Le pénis de Frédéric était déjà légèrement dressé en travers du sous-vêtement. Cette situation l’excitait, se sentir observé par les deux hommes d’âge moyen, sans savoir ce qui allait se passer.

— Un petit air de famille, dit Peter, et vous avez la même coiffure, cheveux longs mais savamment ébouriffés. Je peux toucher ?

— Nos cheveux ? fit Frédéric en riant.

— Tu t’éloignes du livret, dit Benjamin, Aschenbach n’a jamais touché Tadzio, et, s’il l’avait fait, ce n’aurait pas été lors de la première rencontre.

— Qu’en sais-tu ? Thomas Mann a peut-être écrit une autre version de son histoire, non expurgée. Nous arrivons demain à New York, nous n’aurons plus la possibilité de voir la bite de ces jeunes hommes un autre jour.

— Voir ou toucher ? demanda Daniel.

— Les deux !

Peter se rapprocha, il se plaça entre les deux cousins puis les effleura, Daniel de la main droite et Frédéric de la gauche. Il parcourut leurs corps depuis le sommet du crâne jusqu’au nombril, s’arrêtant sur les tétons pour les pincer légèrement. Il caressa ensuite les fesses et les génitoires sur l’étoffe des slips, sentant les pénis qui prenaient lentement du volume. Il tira ensuite les élastiques, regarda le contenu des sous-vêtements et glissa sa main à l’intérieur. Il finit par les baisser jusqu’aux talons, laissant les membres prendre leur envol.

Il demanda aux cousins nus de se mettre l’un en face de l’autre, les mains derrière la tête, il superposa les deux bites afin de les comparer.

— Presque la même longueur, fit-il, mais cela n’a pas d’importance, dit-on. Un circoncis et pas l’autre.

— C’est récent, fit Daniel. Est-ce fréquent au Royaume-Uni ?

— Dans la famille royale, en tout cas, le prince de Galles, le futur Charles III l’est. Mais rien ne presse, il peut attendre encore quelques années, God Save the Queen.

— C’est aussi la tradition à Eton, la fameuse école, ajouta Benjamin.

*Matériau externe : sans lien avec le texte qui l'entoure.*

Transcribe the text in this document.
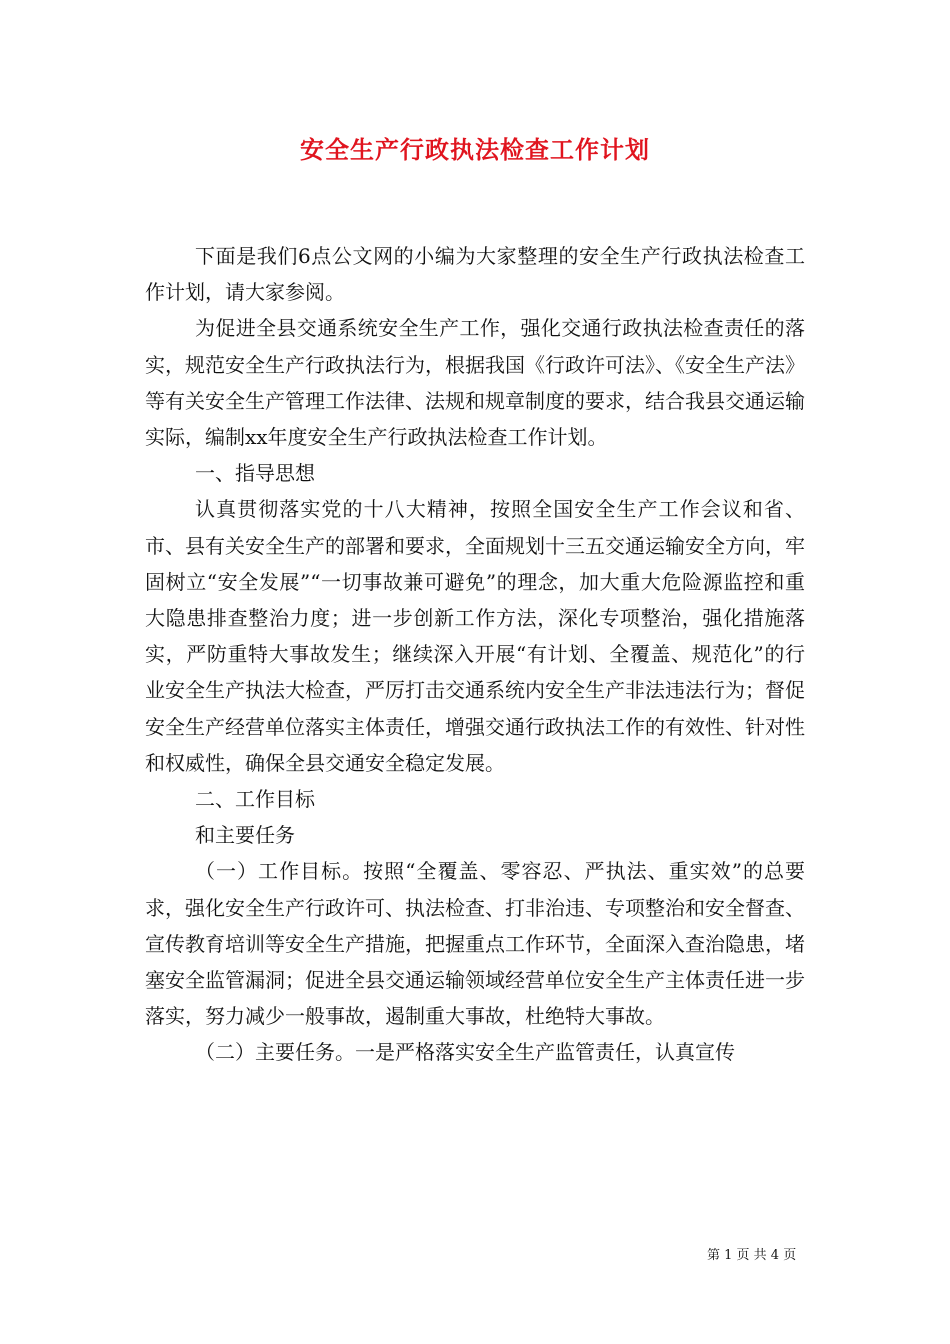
安全生产行政执法检查工作计划

下面是我们6点公文网的小编为大家整理的安全生产行政执法检查工作计划，请大家参阅。

为促进全县交通系统安全生产工作，强化交通行政执法检查责任的落实，规范安全生产行政执法行为，根据我国《行政许可法》、《安全生产法》等有关安全生产管理工作法律、法规和规章制度的要求，结合我县交通运输实际，编制xx年度安全生产行政执法检查工作计划。

一、指导思想

认真贯彻落实党的十八大精神，按照全国安全生产工作会议和省、市、县有关安全生产的部署和要求，全面规划十三五交通运输安全方向，牢固树立“安全发展”“一切事故兼可避免”的理念，加大重大危险源监控和重大隐患排查整治力度；进一步创新工作方法，深化专项整治，强化措施落实，严防重特大事故发生；继续深入开展“有计划、全覆盖、规范化”的行业安全生产执法大检查，严厉打击交通系统内安全生产非法违法行为；督促安全生产经营单位落实主体责任，增强交通行政执法工作的有效性、针对性和权威性，确保全县交通安全稳定发展。

二、工作目标

和主要任务

（一）工作目标。按照“全覆盖、零容忍、严执法、重实效”的总要求，强化安全生产行政许可、执法检查、打非治违、专项整治和安全督查、宣传教育培训等安全生产措施，把握重点工作环节，全面深入查治隐患，堵塞安全监管漏洞；促进全县交通运输领域经营单位安全生产主体责任进一步落实，努力减少一般事故，遏制重大事故，杜绝特大事故。

（二）主要任务。一是严格落实安全生产监管责任，认真宣传

第 1 页 共 4 页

— Vous l’avez fréquentée ? questionna Frédéric.

— Non, j’étais au Royal College of Music, on s’intéressait à d’autres instruments que celui entre nos jambes, enfin dans les cours officiels. Le soir, à l’internat, il y avait des cours particuliers sans partitions…

Peter commença à masturber les cousins, Benjamin se remit au piano pour l’accompagner.

— Le rêve avec Apollon et Dionysos, dit-il.